Il colosso Airbnb ha annunciato che cancellerà dai propri cataloghi
circa 200 case e appartamenti dati in affitto dai coloni israeliani insediati
nella Cisgiordania occupata palestinese. Risultato? Un colpo duro alla
normalizzazione, anche attraverso il turismo, delle colonie israeliane
costruite in violazione del diritto internazionale in terra palestinese.
“Abbiamo deciso di cancellare le offerte che giungono da insediamenti nella
Cisgiordania occupata, che si trova al centro della disputa fra israeliani e
palestinesi” ha fatto sapere Airbnb in un comunicato.
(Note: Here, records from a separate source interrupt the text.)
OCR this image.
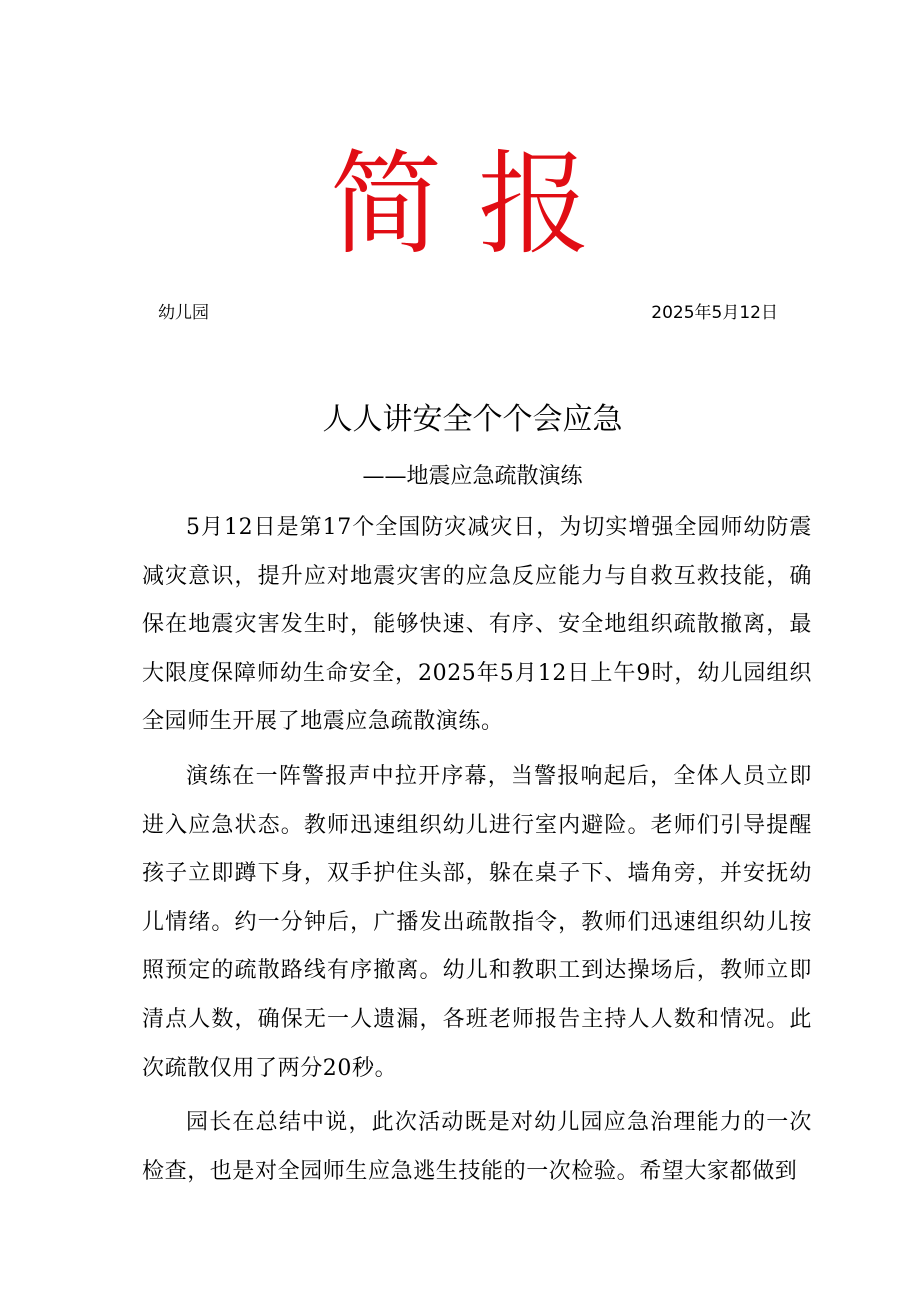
简报
幼儿园	2025年5月12日
人人讲安全个个会应急
——地震应急疏散演练

5月12日是第17个全国防灾减灾日，为切实增强全园师幼防震减灾意识，提升应对地震灾害的应急反应能力与自救互救技能，确保在地震灾害发生时，能够快速、有序、安全地组织疏散撤离，最大限度保障师幼生命安全，2025年5月12日上午9时，幼儿园组织全园师生开展了地震应急疏散演练。

演练在一阵警报声中拉开序幕，当警报响起后，全体人员立即进入应急状态。教师迅速组织幼儿进行室内避险。老师们引导提醒孩子立即蹲下身，双手护住头部，躲在桌子下、墙角旁，并安抚幼儿情绪。约一分钟后，广播发出疏散指令，教师们迅速组织幼儿按照预定的疏散路线有序撤离。幼儿和教职工到达操场后，教师立即清点人数，确保无一人遗漏，各班老师报告主持人人数和情况。此次疏散仅用了两分20秒。

园长在总结中说，此次活动既是对幼儿园应急治理能力的一次检查，也是对全园师生应急逃生技能的一次检验。希望大家都做到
La decisione è frutto delle proteste palestinesi che vanno avanti da quasi
due anni contro la presenza negli elenchi di Airbnb di case situate in
Cisgiordania ma indicate come territorio israeliano dai proprietari. La
decisione del portale online che mette in contatto persone in cerca di un
alloggio o di una camera per brevi periodi ha scatenato la prevedibile rabbia
del governo Netanyahu. Il ministro del turismo Yariv Levin ha minacciato
ritorsioni e ha parlato di una scelta “discriminatoria, vergognosa e miserevole”.
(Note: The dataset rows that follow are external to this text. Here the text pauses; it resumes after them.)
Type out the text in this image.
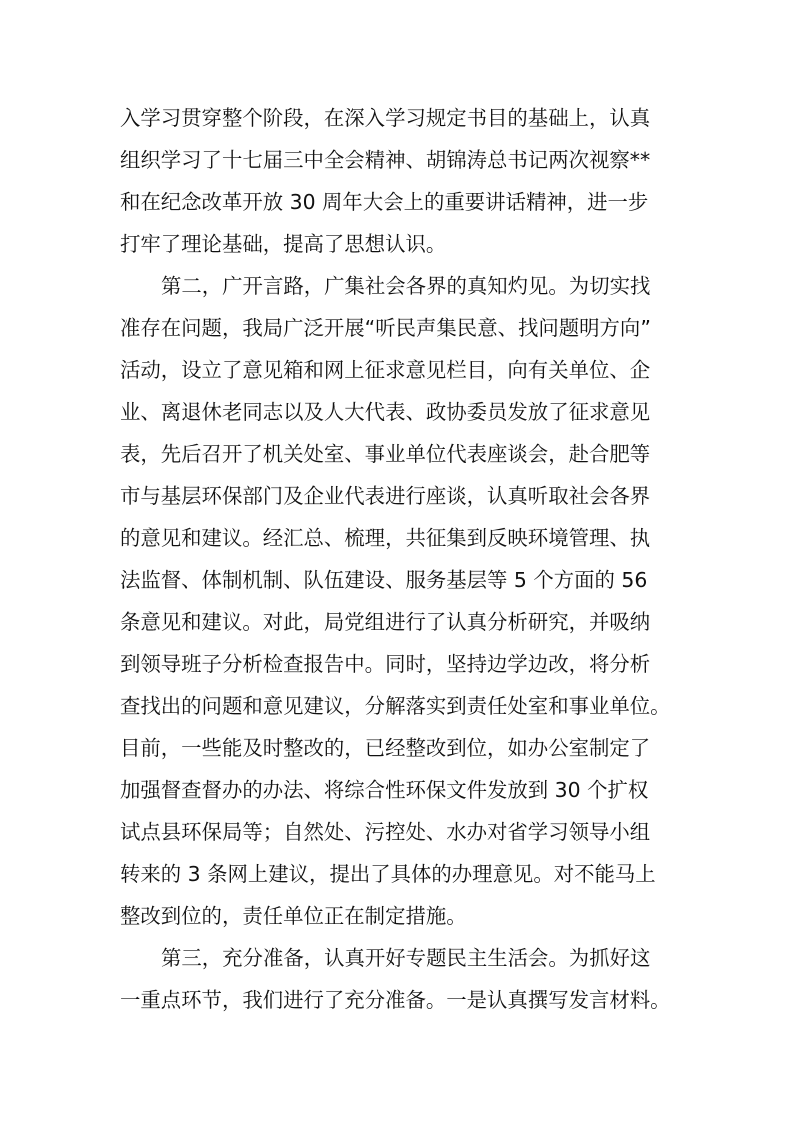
入学习贯穿整个阶段，在深入学习规定书目的基础上，认真
组织学习了十七届三中全会精神、胡锦涛总书记两次视察**
和在纪念改革开放 30 周年大会上的重要讲话精神，进一步
打牢了理论基础，提高了思想认识。
第二，广开言路，广集社会各界的真知灼见。为切实找
准存在问题，我局广泛开展“听民声集民意、找问题明方向”
活动，设立了意见箱和网上征求意见栏目，向有关单位、企
业、离退休老同志以及人大代表、政协委员发放了征求意见
表，先后召开了机关处室、事业单位代表座谈会，赴合肥等
市与基层环保部门及企业代表进行座谈，认真听取社会各界
的意见和建议。经汇总、梳理，共征集到反映环境管理、执
法监督、体制机制、队伍建设、服务基层等 5 个方面的 56
条意见和建议。对此，局党组进行了认真分析研究，并吸纳
到领导班子分析检查报告中。同时，坚持边学边改，将分析
查找出的问题和意见建议，分解落实到责任处室和事业单位。
目前，一些能及时整改的，已经整改到位，如办公室制定了
加强督查督办的办法、将综合性环保文件发放到 30 个扩权
试点县环保局等；自然处、污控处、水办对省学习领导小组
转来的 3 条网上建议，提出了具体的办理意见。对不能马上
整改到位的，责任单位正在制定措施。
第三，充分准备，认真开好专题民主生活会。为抓好这
一重点环节，我们进行了充分准备。一是认真撰写发言材料。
Per il titolare del dicastero degli affari strategici Gilad Erdan si tratta di
una “posizione razzista” nei confronti dei cittadini israeliani.
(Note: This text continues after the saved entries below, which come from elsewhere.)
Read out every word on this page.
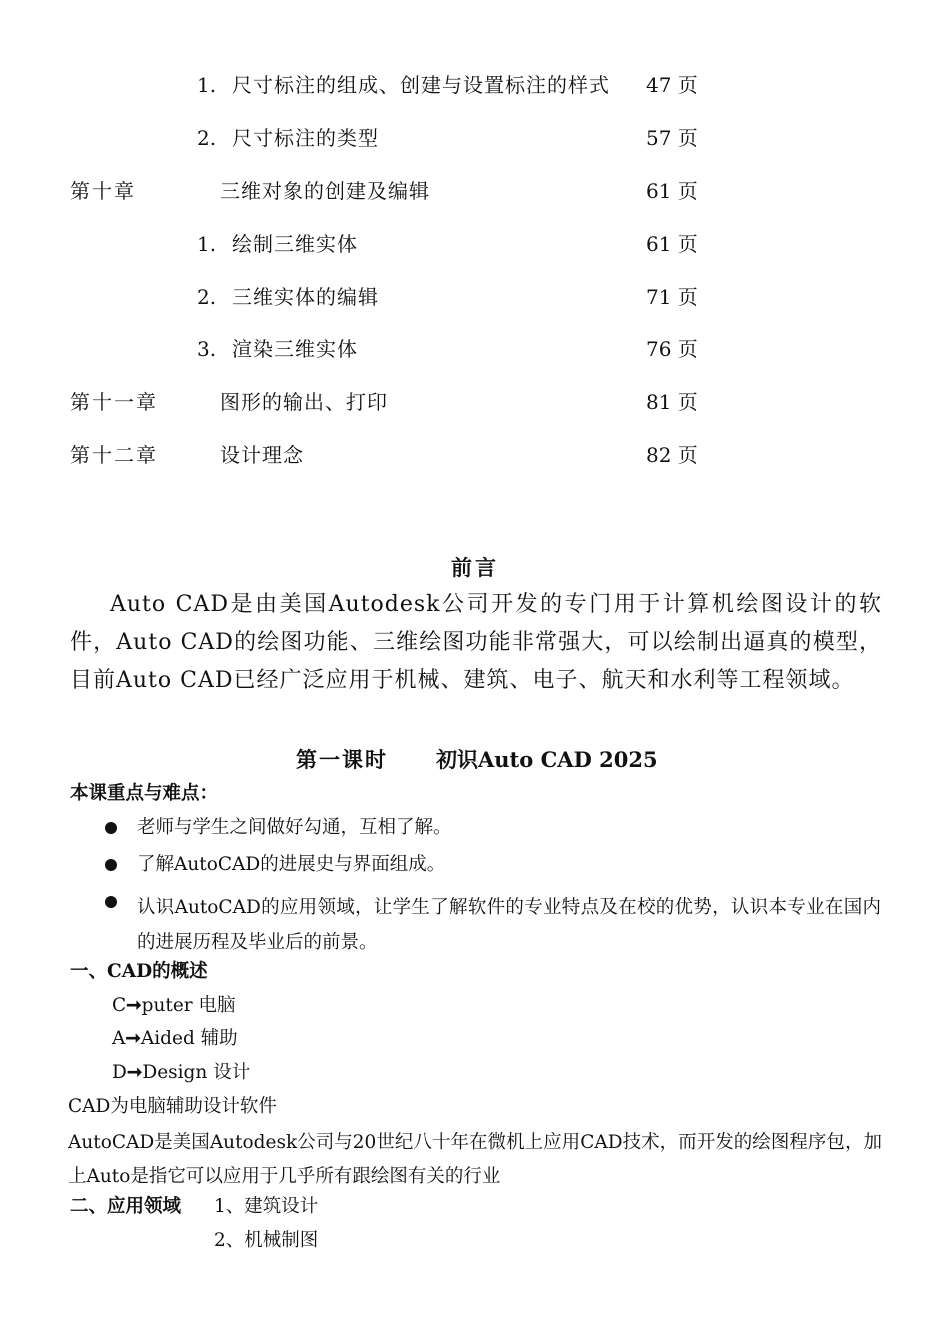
1. 尺寸标注的组成、创建与设置标注的样式 47 页
2. 尺寸标注的类型	57 页
第十章	三维对象的创建及编辑	61 页
1. 绘制三维实体	61 页
2. 三维实体的编辑	71 页
3. 渲染三维实体	76 页
第十一章	图形的输出、打印	81 页
第十二章	设计理念	82 页
前言
Auto CAD是由美国Autodesk公司开发的专门用于计算机绘图设计的软件，Auto CAD的绘图功能、三维绘图功能非常强大，可以绘制出逼真的模型，目前Auto CAD已经广泛应用于机械、建筑、电子、航天和水利等工程领域。
第一课时 初识Auto CAD 2025
本课重点与难点：
老师与学生之间做好勾通，互相了解。
了解AutoCAD的进展史与界面组成。
认识AutoCAD的应用领域，让学生了解软件的专业特点及在校的优势，认识本专业在国内的进展历程及毕业后的前景。
一、CAD的概述
C➞puter 电脑
A➞Aided 辅助
D➞Design 设计
CAD为电脑辅助设计软件
AutoCAD是美国Autodesk公司与20世纪八十年在微机上应用CAD技术，而开发的绘图程序包，加上Auto是指它可以应用于几乎所有跟绘图有关的行业
二、应用领域 1、建筑设计
2、机械制图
Di tutt’altro umore sono ovviamente i palestinesi. Per il negoziatore
palestinese Saeb Erekat, la decisione di Airbnb è un “primo passo positivo”, ma
ha aggiunto che andrebbe anche precisato che le colonie sono “illegali e
costituiscono crimini di guerra”. “Ribadiamo il nostro invito al Consiglio dei
diritti umani dell’Onu di rilasciare il database delle compagnie che traggono
giovamento dall’occupazione coloniale israeliana” ha poi aggiunto.
Walid Assaf, il capo della Commissione dell’Autorità palestinese contro il
muro e le colonie, ha invece detto al portale israeliano The Times of Israel
che questa presa di posizione di Airbnb farà avanzare la soluzione a due stati
che “Israele vorrebbe cancellare attraverso la costruzione delle colonie”.